На страже домашнего очага стоят два красного дерева слона. Так как древесина обработана грубо и ее фактура напоминают шерсть, становится очевидным семейное сходство этой пары с их предком, волосатым мамонтом. На каминной полке — целый парад слонов из яшмы, змеевика, оникса, черного дерева и мрамора. Слоны пробрались даже в ванную комнату, где пена для ванн хранится в пластиковых флаконах в форме слоников Бабары и Селесты.

В кухне на дверце холодильника висит не меньше шести листовок (к одной, случайно попавшей к Мередит в почтовый ящик, прибавилось еще пять подаренных заботливыми друзьями), призывающих пожертвовать на протез для несчастного тайского слона, которому оторвало ногу миной.

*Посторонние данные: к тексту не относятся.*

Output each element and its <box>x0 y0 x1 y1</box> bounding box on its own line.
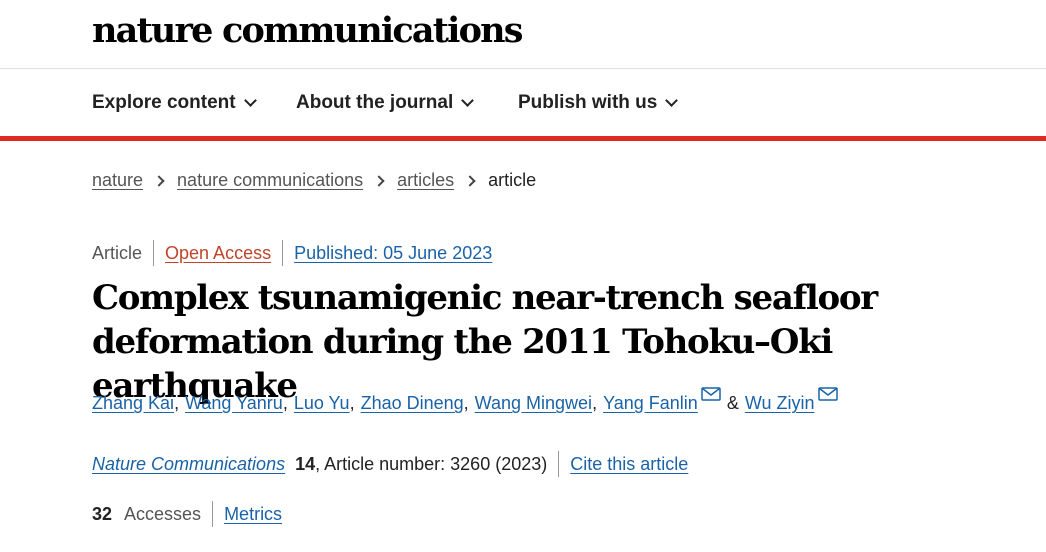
mail-icon[interactable] <box>701 387 721 401</box>
open-access-link[interactable]: Open Access <box>165 243 271 264</box>
published-date-link[interactable]: Published: 05 June 2023 <box>294 243 492 264</box>
logo-bar: nature communications <box>0 0 1046 69</box>
breadcrumb-link-articles[interactable]: articles <box>397 170 454 191</box>
author-conjunction: & <box>726 393 739 413</box>
metrics-link[interactable]: Metrics <box>224 504 282 525</box>
nav-explore-content[interactable]: Explore content <box>92 92 257 114</box>
article-title: Complex tsunamigenic near-trench seafloo… <box>92 278 878 406</box>
meta-divider <box>282 240 284 266</box>
cite-article-link[interactable]: Cite this article <box>570 454 688 475</box>
breadcrumb-link-nature[interactable]: nature <box>92 170 143 191</box>
author-link[interactable]: Wang Mingwei <box>475 393 592 414</box>
mail-icon[interactable] <box>817 387 838 401</box>
meta-divider <box>153 240 155 266</box>
accesses-label: Accesses <box>124 503 202 524</box>
author-link[interactable]: Yang Fanlin <box>603 393 698 414</box>
chevron-right-icon <box>373 174 385 187</box>
author-separator: , <box>349 393 355 413</box>
nav-publish-with-us[interactable]: Publish with us <box>518 92 679 114</box>
nav-item-label: Explore content <box>92 92 236 113</box>
chevron-down-icon <box>665 94 679 107</box>
journal-info: Nature Communications 14 , Article numbe… <box>92 451 688 477</box>
nav-item-label: About the journal <box>296 92 454 113</box>
article-metrics: 32 Accesses Metrics <box>92 501 282 527</box>
meta-divider <box>212 501 214 527</box>
breadcrumb-link-journal[interactable]: nature communications <box>177 170 363 191</box>
article-type: Article <box>92 242 143 263</box>
journal-volume: 14 <box>295 453 316 474</box>
chevron-down-icon <box>243 94 257 107</box>
main-nav: Explore content About the journal Publis… <box>0 69 1046 141</box>
author-link[interactable]: Zhang Kai <box>92 393 174 414</box>
author-list: Zhang Kai, Wang Yanru, Luo Yu, Zhao Dine… <box>92 387 838 414</box>
author-link[interactable]: Luo Yu <box>294 393 350 414</box>
article-number: , Article number: 3260 (2023) <box>315 453 548 474</box>
author-link[interactable]: Wang Yanru <box>185 393 283 414</box>
author-link[interactable]: Zhao Dineng <box>361 393 464 414</box>
author-separator: , <box>592 393 598 413</box>
article-meta: Article Open Access Published: 05 June 2… <box>92 240 492 266</box>
breadcrumb: nature nature communications articles ar… <box>92 170 536 191</box>
nav-about-journal[interactable]: About the journal <box>296 92 475 114</box>
chevron-down-icon <box>461 94 475 107</box>
author-separator: , <box>282 393 288 413</box>
breadcrumb-current: article <box>488 170 537 190</box>
nav-item-label: Publish with us <box>518 92 658 113</box>
author-separator: , <box>174 393 180 413</box>
chevron-right-icon <box>153 174 165 187</box>
site-logo[interactable]: nature communications <box>92 10 524 51</box>
meta-divider <box>558 451 560 477</box>
author-link[interactable]: Wu Ziyin <box>745 393 815 414</box>
journal-name-link[interactable]: Nature Communications <box>92 454 285 475</box>
accesses-count: 32 <box>92 503 113 524</box>
chevron-right-icon <box>464 174 476 187</box>
author-separator: , <box>463 393 469 413</box>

Каждая листовка прикреплена к холодильнику отдельным магнитом в форме слоника.

Мередит и сама удивляется, насколько быстро эта ее слономания набрала силу. Первого слона, фигурку из светлого дерева размером с ладонь, она получила в подарок от одной случайной знакомой, которая сидела рядом с Мередит на семинаре по развитию личности лет пять тому назад. Это была долговязая, сутулая женщина с жесткими седеющими волосами, которая все время беспокойно ерзала на стуле. Женщина сказала, что собирается провести отпуск в Африке, и после окончания семинара, на парковке, Мередит подарила ей надувную подушку, которую подкладывают под голову в самолете. Сама Мередит нашла эту подушку неудобной, потому она уже много месяцев валялась в свернутом виде в бардачке ее машины.